Photo by Michael Buckelew

Photo by Michael Buckelew

BRASELTON -- Five tons of merlot is slowly fermenting in seven large, white containers inside the Chateau Elan Winery.

On Monday, Brian Womack and Eli Watson used large shovels to punch down the cap of grape skins that had formed on the surface of the fermenting wine. Punching down the cap -- mixing the skins with the deep, reddish purple, aromatic liquid -- extracts color and flavor from the grape skins. Winery employees will do this three times a day, even on weekends.

After the wine is fully fermented, it will be aged for six to eight months before it is filtered and then bottled. This particular wine won't be available for purchase until next fall.

Chateau Elan winemaker Karen Van der Vort believes this merlot will be the gold medal wine, the best to come out of this year's harvest at the Braselton winery.

"Isn't that pretty?" she said, watching Womack and Watson punch down the cap inside one of the large containers. "It almost makes me cry."

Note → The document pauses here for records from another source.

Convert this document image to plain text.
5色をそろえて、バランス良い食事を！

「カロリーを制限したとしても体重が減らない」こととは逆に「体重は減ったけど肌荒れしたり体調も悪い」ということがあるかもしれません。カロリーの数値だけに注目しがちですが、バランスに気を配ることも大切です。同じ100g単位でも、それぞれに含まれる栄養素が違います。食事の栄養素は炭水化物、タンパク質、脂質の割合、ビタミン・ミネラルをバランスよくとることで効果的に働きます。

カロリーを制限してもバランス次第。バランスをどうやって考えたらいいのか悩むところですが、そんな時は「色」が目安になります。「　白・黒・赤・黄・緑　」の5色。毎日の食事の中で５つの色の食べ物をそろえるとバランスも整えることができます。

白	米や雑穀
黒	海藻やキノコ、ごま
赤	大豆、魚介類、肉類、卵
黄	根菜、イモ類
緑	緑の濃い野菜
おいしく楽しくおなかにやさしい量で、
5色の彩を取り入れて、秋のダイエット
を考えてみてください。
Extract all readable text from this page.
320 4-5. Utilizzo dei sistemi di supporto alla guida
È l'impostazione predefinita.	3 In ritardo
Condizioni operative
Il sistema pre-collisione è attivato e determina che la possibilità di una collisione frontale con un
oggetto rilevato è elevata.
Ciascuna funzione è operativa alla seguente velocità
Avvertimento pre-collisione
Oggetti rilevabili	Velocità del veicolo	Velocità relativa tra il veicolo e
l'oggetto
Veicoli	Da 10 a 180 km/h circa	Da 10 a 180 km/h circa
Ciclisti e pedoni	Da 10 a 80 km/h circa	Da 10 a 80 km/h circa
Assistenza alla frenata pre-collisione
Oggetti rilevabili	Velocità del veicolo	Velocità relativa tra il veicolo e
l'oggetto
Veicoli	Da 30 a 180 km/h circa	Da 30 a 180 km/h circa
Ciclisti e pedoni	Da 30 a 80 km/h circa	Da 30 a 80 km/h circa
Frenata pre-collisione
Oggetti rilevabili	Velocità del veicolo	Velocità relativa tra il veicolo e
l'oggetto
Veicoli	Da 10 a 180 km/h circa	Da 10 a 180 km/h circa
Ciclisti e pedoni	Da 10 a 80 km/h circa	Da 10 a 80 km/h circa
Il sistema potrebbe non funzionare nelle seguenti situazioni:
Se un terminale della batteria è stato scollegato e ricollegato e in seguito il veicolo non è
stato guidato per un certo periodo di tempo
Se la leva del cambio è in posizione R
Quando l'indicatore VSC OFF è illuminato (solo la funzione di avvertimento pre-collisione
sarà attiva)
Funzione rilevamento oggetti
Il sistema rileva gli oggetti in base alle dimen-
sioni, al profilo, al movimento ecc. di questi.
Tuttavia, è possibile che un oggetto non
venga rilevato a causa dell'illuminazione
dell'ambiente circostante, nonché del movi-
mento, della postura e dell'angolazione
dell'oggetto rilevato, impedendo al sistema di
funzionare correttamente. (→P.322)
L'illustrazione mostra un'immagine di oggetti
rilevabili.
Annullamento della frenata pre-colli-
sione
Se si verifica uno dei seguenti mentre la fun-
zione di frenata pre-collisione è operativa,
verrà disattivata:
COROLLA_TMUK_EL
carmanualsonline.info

This year's harvest, which began in late August, is Van der Vort's first on the East Coast after more than 30 years spent as a winemaker in California. The Dacula resident took over as winemaker at Chateau Elan in March.

Last week's plucking of merlot and Viognier grapes was the final grape harvest of the season.

Along with the merlot, 10,000 gallons of muscadines are fermenting, as well as about 2,500 gallons of Viognier.

Chateau Elan produces 22 varietals, including Cabernet Sauvignon, Pinot Noir, Chardonnay, Riesling and several Muscadine wines.

"I really believe in drinking the wine in the state that you come from because you're supporting your state," Van der Vort said. "(This business) pays taxes, it goes to the state, it's agriculture, so a lot of that money stays in the state and I really do encourage people to drink Georgia wines."